Mongodb – Mobile node in a mongodb replica set

mongodbreplication

Since a use case for a mongodb replica set is a base for analyses and learning cases (i.e a read-only database), is it possible/advisable to, in a replica set mongodb network, have an instance running on my laptop that will sync when connected to the net and then act as an offline read only set when not?

To put a point on it,

  1. will this replica set be stable when the laptop is put to sleep/opened/etc?
  2. will the intermittent availability of this set jeopardize an otherwise robust replicated database (say, with one primary, two arbiters and always on secondaries)?

Other questions that touch upon this but don't answer it directly (AFAIK) are

In these cases setting the arbiter correctly seems to do the trick, so maybe my crazy idea would work?

Thanks in advance.

Best Answer

Since a use case for a mongodb replica set is a base for analyses and learning cases (i.e a read-only database), is it possible/advisable to, in a replica set mongodb network, have an instance running on my laptop that will sync when connected to the net and then act as an offline read only set when not?

This configuration is possible, but generally not advisible.

1) will this replica set be stable when the laptop is put to sleep/opened/etc?

The normal rules for fault tolerance apply, so assuming your replica set has a majority of configured voting members available it's fine for one or more members to go offline.

The replica set node on your laptop will also still be usable as a readonly secondary (assuming you use a secondary read preference with your driver or rs.slaveOk() in the mongo shell).

2) will the intermittent availability of this set jeopardize an otherwise robust replicated database (say, with one primary, two arbiters and always on secondaries)?

This is where the approach heads into "not advisible" territory. In theory you can get a workable configuration with a core of stable voting members in your replica set configuration plus your laptop configured as a hidden, non-voting secondary.

However, there are a number of caveats to consider:

  • All replica set members need to be visible to each other via the same details as configured in your replica set configuration (hostnames and ports). You need to ensure your laptop knows what its expected hostname should be (otherwise it may not be able to find itself in the replica set config) and you need to consider how all the members will securely communicate with each other (eg.
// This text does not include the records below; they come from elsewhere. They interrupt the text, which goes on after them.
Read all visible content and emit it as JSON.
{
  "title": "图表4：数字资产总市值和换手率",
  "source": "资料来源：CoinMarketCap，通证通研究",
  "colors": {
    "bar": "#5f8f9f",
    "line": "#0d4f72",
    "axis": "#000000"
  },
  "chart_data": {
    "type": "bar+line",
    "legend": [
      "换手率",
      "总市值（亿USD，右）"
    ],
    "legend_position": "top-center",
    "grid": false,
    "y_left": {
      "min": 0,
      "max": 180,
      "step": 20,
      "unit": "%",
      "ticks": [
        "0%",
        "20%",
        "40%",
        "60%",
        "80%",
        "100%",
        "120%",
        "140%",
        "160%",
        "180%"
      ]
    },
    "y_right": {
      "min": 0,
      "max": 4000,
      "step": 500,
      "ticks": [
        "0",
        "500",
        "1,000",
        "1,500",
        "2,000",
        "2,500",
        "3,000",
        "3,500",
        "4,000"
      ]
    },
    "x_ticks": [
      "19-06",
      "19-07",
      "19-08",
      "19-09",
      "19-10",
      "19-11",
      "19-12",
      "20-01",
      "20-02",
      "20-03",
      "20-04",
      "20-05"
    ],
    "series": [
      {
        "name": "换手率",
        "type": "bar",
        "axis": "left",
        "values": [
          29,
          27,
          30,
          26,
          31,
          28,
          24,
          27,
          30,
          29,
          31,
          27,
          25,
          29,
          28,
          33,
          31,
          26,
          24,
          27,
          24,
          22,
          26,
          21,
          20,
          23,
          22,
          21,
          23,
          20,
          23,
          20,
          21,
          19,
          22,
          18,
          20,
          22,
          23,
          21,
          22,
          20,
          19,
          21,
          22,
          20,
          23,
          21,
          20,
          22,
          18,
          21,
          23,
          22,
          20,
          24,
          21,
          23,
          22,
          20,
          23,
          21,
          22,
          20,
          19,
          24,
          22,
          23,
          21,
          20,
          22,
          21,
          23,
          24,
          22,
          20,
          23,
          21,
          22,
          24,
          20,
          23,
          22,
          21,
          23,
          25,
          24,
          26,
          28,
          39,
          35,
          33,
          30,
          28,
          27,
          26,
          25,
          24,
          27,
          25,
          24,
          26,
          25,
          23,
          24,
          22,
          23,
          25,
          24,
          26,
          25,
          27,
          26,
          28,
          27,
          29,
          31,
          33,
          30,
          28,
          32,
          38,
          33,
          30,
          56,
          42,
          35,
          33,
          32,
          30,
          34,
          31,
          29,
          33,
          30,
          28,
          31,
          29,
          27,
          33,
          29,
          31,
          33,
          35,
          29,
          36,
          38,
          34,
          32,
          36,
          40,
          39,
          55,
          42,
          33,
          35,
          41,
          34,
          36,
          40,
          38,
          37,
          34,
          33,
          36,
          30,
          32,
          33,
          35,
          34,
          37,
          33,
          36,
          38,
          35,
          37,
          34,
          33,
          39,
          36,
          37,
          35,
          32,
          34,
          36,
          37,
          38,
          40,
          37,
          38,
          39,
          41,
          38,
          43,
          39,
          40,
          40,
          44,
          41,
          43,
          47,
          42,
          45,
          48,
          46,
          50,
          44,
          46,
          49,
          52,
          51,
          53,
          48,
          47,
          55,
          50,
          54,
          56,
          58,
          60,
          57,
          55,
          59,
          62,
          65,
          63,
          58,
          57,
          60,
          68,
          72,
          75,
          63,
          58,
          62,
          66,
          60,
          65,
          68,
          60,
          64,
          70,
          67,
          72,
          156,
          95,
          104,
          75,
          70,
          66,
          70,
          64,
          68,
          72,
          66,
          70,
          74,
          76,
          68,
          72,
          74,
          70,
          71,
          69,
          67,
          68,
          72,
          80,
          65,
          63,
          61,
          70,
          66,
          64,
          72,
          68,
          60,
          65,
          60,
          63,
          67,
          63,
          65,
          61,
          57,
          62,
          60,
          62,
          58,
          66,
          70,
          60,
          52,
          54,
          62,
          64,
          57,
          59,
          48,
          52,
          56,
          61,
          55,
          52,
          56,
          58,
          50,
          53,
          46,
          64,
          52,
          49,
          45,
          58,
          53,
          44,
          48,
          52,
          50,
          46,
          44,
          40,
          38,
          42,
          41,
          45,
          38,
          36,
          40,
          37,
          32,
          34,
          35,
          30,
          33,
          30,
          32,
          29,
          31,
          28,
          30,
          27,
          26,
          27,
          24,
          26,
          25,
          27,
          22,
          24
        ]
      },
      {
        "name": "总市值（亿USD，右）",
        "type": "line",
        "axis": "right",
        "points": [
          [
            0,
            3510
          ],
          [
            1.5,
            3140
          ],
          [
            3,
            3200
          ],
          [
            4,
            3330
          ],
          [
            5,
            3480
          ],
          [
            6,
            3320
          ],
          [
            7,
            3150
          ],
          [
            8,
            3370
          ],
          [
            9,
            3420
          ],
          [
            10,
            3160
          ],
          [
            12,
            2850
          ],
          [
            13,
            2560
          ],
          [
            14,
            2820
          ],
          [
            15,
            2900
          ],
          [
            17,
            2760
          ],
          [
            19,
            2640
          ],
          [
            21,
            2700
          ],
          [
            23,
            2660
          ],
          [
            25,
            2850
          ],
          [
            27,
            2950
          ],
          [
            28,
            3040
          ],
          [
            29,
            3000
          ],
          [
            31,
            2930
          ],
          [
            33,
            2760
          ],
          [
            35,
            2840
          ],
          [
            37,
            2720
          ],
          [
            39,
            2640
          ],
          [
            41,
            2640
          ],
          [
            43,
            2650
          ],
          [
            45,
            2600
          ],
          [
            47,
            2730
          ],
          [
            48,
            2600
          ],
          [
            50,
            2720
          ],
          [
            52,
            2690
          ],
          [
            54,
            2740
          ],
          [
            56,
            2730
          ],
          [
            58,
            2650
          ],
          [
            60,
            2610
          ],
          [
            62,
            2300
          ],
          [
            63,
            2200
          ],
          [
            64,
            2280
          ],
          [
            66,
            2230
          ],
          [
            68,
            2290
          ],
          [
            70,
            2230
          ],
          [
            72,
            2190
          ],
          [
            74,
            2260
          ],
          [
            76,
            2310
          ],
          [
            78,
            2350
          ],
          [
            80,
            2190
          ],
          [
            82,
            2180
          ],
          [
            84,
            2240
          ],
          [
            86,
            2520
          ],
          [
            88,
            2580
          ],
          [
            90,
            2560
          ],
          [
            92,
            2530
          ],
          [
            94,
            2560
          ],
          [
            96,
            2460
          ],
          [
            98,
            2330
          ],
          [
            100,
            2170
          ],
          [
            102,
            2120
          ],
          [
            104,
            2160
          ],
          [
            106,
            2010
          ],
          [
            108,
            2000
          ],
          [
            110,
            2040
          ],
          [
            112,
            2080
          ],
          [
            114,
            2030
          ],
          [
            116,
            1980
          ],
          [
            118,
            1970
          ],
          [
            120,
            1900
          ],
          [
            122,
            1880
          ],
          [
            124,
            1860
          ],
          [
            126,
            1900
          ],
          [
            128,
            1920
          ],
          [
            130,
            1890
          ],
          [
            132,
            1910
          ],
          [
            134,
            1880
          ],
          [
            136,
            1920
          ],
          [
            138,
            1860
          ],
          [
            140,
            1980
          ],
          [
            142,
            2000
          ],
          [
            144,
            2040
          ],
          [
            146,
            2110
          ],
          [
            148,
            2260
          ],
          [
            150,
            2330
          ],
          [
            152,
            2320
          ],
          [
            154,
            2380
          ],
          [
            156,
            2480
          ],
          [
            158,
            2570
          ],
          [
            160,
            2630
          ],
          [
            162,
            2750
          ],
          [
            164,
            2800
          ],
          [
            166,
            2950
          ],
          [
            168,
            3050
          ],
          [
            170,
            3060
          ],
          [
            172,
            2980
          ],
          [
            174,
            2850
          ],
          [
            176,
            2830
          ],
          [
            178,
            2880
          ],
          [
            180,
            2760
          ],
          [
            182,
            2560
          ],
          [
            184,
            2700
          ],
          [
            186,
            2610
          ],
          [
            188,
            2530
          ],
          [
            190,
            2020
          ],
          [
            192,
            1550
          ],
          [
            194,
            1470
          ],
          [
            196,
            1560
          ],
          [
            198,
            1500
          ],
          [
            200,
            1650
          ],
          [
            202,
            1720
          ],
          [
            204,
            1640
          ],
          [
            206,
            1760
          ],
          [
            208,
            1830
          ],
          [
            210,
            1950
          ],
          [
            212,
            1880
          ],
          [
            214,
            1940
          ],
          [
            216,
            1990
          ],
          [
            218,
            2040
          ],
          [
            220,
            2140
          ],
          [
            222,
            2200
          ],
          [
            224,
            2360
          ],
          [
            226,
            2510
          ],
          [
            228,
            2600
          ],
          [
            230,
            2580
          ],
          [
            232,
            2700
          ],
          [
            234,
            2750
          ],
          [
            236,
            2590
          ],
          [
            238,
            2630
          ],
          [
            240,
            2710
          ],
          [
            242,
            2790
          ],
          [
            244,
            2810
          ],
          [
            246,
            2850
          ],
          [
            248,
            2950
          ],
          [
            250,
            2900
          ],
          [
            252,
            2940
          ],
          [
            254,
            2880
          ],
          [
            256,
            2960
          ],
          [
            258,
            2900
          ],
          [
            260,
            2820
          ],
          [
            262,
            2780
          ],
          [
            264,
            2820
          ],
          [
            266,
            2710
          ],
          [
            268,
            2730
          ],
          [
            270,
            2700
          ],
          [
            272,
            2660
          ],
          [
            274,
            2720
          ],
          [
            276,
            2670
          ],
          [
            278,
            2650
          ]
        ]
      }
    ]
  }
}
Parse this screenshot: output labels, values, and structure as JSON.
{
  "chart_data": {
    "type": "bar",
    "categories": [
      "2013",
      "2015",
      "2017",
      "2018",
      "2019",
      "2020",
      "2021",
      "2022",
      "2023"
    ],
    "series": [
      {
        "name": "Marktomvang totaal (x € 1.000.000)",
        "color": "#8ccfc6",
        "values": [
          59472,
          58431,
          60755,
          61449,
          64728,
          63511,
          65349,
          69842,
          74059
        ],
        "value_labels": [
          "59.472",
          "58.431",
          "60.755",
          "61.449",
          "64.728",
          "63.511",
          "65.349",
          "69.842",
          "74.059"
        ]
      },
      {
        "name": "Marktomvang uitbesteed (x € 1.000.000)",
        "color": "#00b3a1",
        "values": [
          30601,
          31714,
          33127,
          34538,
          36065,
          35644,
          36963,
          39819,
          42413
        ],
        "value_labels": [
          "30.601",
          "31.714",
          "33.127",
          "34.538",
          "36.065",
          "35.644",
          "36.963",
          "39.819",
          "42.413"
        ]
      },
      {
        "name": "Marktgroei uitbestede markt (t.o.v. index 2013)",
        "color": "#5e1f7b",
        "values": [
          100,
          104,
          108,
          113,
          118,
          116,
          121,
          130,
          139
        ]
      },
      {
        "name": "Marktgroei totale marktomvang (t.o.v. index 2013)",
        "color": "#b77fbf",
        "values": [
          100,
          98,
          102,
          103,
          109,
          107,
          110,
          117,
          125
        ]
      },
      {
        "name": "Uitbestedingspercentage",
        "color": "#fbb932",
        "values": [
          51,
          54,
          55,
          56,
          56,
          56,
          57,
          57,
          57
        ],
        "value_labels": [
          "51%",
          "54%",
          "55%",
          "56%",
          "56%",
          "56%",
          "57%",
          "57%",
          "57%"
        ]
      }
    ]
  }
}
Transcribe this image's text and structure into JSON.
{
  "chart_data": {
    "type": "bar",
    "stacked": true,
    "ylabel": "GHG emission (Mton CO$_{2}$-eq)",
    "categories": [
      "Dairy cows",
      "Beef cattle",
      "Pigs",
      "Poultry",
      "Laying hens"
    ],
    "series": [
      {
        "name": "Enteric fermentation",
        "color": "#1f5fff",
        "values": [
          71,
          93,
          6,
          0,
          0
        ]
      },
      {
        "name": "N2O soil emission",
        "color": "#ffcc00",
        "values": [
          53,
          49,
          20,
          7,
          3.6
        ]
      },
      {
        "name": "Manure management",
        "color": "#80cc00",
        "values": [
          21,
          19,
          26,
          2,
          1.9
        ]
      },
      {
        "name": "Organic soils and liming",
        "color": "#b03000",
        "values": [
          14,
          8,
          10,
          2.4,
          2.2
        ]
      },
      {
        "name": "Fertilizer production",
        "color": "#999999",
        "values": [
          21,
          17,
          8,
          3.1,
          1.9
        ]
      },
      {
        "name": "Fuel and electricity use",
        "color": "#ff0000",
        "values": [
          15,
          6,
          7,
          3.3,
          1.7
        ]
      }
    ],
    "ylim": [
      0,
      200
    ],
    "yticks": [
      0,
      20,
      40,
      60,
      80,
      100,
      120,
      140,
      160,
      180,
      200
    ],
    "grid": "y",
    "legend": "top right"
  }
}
VPN).
  • Replica set members will be noisy about failed communication with unavailable members so you may have a lot of log noise that could potentially mask real networking problems.
  • If you fudge hostname resolution (eg. by editing /etc/hosts) it's very easy to introduce typos or forget to include this when updating or adding other members in the replica set.
  • If your laptop has incomplete or conflicting views of the network connectivity to other members, this may cause issues with elections/failover depending on your version of MongoDB and how you have configured your replica set.
  • Depending on the write activity for your replica set and how long your laptop remains offline, the laptop rejoining may cause noticeable load when catching up on old data that isn't in the current working set.
  • If your laptop remains offline for too long, it may require a full resync if there are no longer any oplog (operations log) entries in common with another member of the replica set.

Recommended approaches

1) Setup a hidden secondary in your hosted environment, instead.

2) If you really want a locally replicated copy and your replica set environment is anything other than development, I would suggest an alternative approach that sidesteps some of the potential issues with networking and visibility: you could consider using Mongo Connector. This is not an officially supported tool, but what it provides is replication-like behaviour to one or more target systems. It also doesn't remove caveats about possibly adding additional load or requiring a resync. For more background, see: Mongo Connector - Usage with MongoDB.

an otherwise robust replicated database (say, with one primary, two arbiters and always on secondaries)?

FYI, you should only have zero or one arbiter. The arbiter is a member that only exists to potentially cast a tie-breaking vote where you have an even number of voting replica set members. The presence of one (or especially more than one!) arbiter already compromises robustness in the event of failover. An arbiter helps with voting majority but cannot contribute to write majority -- this leads to asymmetric failover scenarios. For example, in a Primary-Secondary-Arbiter configuration if either data bearing node fails you will still have a Primary but no longer have active replication or an ability to acknowledge more than a w:1 write concern.